Justiça de MS manda soltar empresários acusados de sonegação

Victor e Flávia Birtche foram alvos da Operação Grão de Ouro e cumpriam prisão domiciliar desde agosto deste ano

Montagem/MidiaNews

Victor e Flávia Birtche (detalhe), que foram alvos de operação em agosto deste ano

DA REDAÇÃO

A Justiça de Mato Grosso do Sul revogou a prisão domiciliar dos empresários Victor Augusto Saldanha Birtche e Flávia de Martin Teles Birtche, casal que foi alvo da Operação "Grão de Ouro”, do Grupo de Atuação Especial Contra o Crime Organizado (Gaeco) de Mato Grosso do Sul, que apurou crimes de sonegação fiscal em sete Estados.

 

Ambos foram presos no dia 8 de agosto, no Condomínio Alphaville, em Cuiabá, e tiveram a prisão preventiva convertida em domiciliar naquele mesmo mês. Ao decidir pela soltura do casal, a Justiça acatou os argumentos da defesa da empresária, representada pelo advogado Valber Melo.

 

O alvará de soltura foi expedido em 28 de novembro e encaminhado para a 5ª Vara Criminal de Cuiabá, sendo cumprido na segunda-feira (3).

 

"Gãos de Ouro"

 

A operação investiga um suposto esquema que pode ter sonegado, no mínimo, R$ 44 milhões em ICMS (Imposto sobre Circulação de Mercadoria e Serviços) em Mato Grosso do Sul.

 

Em entrevista, promotores do Gaeco sul-mato-grossenses afirmaram que o esquema tinha cinco núcleos: corretores, produtores rurais, transportadores, empresas “noteiras” (que emitiam notas fiscais frias) e servidores públicos.

 

Em Mato Grosso, foram cumpridos dois mandados de prisão preventiva e sete de busca e apreensão.
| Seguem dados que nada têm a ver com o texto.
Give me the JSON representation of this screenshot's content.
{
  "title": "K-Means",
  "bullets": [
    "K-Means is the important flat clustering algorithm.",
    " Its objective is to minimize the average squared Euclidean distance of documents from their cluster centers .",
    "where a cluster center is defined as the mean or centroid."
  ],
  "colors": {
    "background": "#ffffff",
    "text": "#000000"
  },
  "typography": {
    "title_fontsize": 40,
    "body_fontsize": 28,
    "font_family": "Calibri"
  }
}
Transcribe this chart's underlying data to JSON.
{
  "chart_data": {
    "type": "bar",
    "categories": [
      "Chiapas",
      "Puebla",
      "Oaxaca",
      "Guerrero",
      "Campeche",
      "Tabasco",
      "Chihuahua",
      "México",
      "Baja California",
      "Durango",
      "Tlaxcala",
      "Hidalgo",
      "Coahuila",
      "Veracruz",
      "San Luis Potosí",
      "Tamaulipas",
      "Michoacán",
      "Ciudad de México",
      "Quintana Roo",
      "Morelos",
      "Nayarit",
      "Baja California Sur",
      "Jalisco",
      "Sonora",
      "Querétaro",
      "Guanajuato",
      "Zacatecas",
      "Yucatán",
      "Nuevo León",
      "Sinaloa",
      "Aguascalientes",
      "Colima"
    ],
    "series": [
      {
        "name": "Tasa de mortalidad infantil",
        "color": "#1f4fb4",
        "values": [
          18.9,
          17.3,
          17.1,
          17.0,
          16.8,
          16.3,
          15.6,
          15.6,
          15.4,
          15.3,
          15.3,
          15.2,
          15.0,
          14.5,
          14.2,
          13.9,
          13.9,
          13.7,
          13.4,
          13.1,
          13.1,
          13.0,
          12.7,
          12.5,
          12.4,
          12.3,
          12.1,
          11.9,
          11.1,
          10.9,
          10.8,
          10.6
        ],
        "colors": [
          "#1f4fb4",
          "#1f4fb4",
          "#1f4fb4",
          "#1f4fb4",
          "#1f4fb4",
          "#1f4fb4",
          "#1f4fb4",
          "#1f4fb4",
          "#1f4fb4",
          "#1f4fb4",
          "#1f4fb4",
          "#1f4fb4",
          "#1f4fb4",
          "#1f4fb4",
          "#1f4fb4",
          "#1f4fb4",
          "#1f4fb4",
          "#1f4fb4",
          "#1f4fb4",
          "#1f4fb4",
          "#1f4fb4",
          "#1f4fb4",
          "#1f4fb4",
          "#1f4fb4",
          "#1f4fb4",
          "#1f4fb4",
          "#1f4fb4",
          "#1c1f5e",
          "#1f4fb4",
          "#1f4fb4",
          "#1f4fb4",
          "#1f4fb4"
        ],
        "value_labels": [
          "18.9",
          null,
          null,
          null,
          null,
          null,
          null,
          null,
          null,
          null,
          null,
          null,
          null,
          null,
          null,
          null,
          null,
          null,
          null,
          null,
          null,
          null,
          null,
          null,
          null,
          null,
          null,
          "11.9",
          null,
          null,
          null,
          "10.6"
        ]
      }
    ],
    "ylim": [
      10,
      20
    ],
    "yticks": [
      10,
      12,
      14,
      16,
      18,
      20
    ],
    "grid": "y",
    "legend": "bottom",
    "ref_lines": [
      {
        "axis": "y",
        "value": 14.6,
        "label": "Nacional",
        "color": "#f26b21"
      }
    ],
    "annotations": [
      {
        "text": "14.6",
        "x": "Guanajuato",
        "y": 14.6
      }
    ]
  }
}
Outros 31 mandados de prisão foram cumpridos em Mato Grosso do Sul, Paraná, São Paulo, Goiás, Rio Grande do Sul e Minas Gerais.

 

Na ação, agentes do Gaeco também cumpriram 104 mandados de busca e apreensão nos 7 Estados.

 

Conforme apurou a reportagem, Flavia Birtche é sócia da empresa Efraim, que atua no ramo de agronegócio em Mato Grosso.

 

A sede da empresa, localizada em um prédio comercial em Cuiabá, também foi alvo de busca e apreensão.

 

Segundo o Gaeco, o esquema burlava o Fisco de Mato Grosso do Sul com a emissão de notas fiscais frias por parte de empresas com sede em Goiás e Mato Grosso a fim de evitar o pagamento de ICMS no Estado vizinho.